Metalic Honeycomb TPS (Thermal Protection System)

If a high temperature superalloy is used to make a honeycomb core sandwich, you can get both the durability of metal and the light weight of honeycomb core. These can be about 1.25 to 2.5 lbs per sq foot.

For the X-33 work was done on metallic thermal-protection panels that are good to about 1,800 degrees Fahrenheit.

The ARMOR TPS is interesting. This is a metallic honeycomb sandwich panel made out of Inconel 617 which resists oxidization to about 1,800 degrees Fahrenheit (982 C). In a paper with interesting details on ARMOR they point out that the shuttle, which discards its main tank, is dense so it flies a hot reentry. A less dense reentry vehicle with lift could fly a reentry that kept below the melting temperatures of some alloys.

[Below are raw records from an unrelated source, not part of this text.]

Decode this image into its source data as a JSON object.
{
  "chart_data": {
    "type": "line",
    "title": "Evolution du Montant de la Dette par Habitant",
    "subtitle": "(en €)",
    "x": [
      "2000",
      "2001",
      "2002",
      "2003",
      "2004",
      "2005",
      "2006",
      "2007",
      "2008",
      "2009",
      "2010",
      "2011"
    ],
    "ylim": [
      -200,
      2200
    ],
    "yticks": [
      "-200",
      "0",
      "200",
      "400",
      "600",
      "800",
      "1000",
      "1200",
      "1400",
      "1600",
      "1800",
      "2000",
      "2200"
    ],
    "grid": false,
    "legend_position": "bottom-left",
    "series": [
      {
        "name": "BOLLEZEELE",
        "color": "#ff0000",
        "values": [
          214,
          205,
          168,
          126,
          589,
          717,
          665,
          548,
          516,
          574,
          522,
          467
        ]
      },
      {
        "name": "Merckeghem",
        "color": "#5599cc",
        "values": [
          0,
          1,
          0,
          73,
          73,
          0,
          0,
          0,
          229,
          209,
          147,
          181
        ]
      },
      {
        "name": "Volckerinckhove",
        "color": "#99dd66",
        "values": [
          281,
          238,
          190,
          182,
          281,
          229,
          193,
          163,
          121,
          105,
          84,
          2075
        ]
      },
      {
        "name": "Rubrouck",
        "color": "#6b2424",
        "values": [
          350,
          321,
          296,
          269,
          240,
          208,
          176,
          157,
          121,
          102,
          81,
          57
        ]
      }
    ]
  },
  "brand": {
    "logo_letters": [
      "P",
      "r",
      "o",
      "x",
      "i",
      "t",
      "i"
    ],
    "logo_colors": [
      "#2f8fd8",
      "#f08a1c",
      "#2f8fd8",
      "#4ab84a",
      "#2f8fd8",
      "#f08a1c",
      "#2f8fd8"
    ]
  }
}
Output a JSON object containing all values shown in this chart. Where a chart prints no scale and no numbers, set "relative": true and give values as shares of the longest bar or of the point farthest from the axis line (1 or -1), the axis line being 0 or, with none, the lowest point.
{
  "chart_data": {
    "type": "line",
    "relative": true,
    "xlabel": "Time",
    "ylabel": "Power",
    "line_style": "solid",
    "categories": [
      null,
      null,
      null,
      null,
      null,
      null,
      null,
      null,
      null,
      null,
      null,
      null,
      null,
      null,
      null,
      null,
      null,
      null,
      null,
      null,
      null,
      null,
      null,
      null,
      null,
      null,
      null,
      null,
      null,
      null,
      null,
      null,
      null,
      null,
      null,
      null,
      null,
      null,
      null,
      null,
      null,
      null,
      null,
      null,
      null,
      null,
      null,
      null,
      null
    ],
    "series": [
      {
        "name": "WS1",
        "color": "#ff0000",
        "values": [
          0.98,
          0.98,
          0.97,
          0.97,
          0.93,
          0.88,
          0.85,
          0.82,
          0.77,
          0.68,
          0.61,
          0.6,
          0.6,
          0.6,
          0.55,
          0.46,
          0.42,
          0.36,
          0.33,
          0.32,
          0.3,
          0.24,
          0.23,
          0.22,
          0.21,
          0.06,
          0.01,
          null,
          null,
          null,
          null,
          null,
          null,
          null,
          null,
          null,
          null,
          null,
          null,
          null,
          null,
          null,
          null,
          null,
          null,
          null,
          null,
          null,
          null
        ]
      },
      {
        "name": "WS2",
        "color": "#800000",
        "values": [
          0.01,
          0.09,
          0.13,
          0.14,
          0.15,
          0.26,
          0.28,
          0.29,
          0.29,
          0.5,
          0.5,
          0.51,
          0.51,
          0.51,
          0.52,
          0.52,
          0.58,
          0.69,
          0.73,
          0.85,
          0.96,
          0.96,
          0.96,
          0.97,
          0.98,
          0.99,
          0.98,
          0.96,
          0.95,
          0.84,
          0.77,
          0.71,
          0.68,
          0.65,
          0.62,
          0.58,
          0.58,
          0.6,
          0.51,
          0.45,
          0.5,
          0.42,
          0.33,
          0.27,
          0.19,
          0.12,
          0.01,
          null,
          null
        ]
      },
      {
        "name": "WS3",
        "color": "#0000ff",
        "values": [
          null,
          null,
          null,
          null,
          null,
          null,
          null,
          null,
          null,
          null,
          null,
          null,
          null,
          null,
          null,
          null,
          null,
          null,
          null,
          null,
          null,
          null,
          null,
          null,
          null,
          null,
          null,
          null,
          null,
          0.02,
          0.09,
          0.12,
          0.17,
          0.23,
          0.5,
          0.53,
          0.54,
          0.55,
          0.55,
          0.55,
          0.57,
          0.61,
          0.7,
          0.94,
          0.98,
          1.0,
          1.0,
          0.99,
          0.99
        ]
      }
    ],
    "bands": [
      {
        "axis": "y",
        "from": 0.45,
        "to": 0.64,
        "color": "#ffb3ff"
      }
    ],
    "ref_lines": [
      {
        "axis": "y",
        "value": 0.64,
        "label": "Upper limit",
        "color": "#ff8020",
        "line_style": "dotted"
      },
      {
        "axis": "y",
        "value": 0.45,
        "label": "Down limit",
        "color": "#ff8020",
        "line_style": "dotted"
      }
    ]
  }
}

The following three papers are interesting;

An overview and assessment of metalic tiles.

A paper on heat shielding for orbital RLVs.

A report on metalic TPS.

Other interesting TPS links:

There are metals that will not melt or oxidize at very high temperatures. It is possible to make a metal foam that will insulate at very high temperatures.

A commercial coating called U2000 looks very interesting. It has been designed with reentry in mind. This coating with various ceramic matrix composites, carbon-carbon composites, and graphite substrates makes a very good TPS. It can weigh about 1.56 lbs/sq-ft.

The Space Shuttle used an aluminum frame but would have used titanium if they had a bit more money. Titanium would not have required tiles on the top of the orbiter.

Titanium was $3.44/lb in 1998, so the material cost would be under $3,000 for a 700 lb rocket. Worldwide titanium production was 240.7 million pounds in 1998. Companies like Boeing are big users. The USGS has lots of info on titanium.

An essay on the evolution of reentry technology.

The Wikipedia article on Atmospheric Reentry mentions a NACA Report 1381 about ballistic missile reentry from 1958 used to be online. When reentering the atmosphere the heat energy goes to either the air or the vehicle. In the case of a lightweight reentry vehicle the amount that goes into the vehicle is proportional to (skin-friction*surface-area) / (drag-coefficient * drag-reference-area). So the more the vehicle's drag, the less heat goes into the vehicle and the more goes into the air. A ball is actually the ideal shape.

There are Ceramic Fibers which might be interesting for making a high drag device.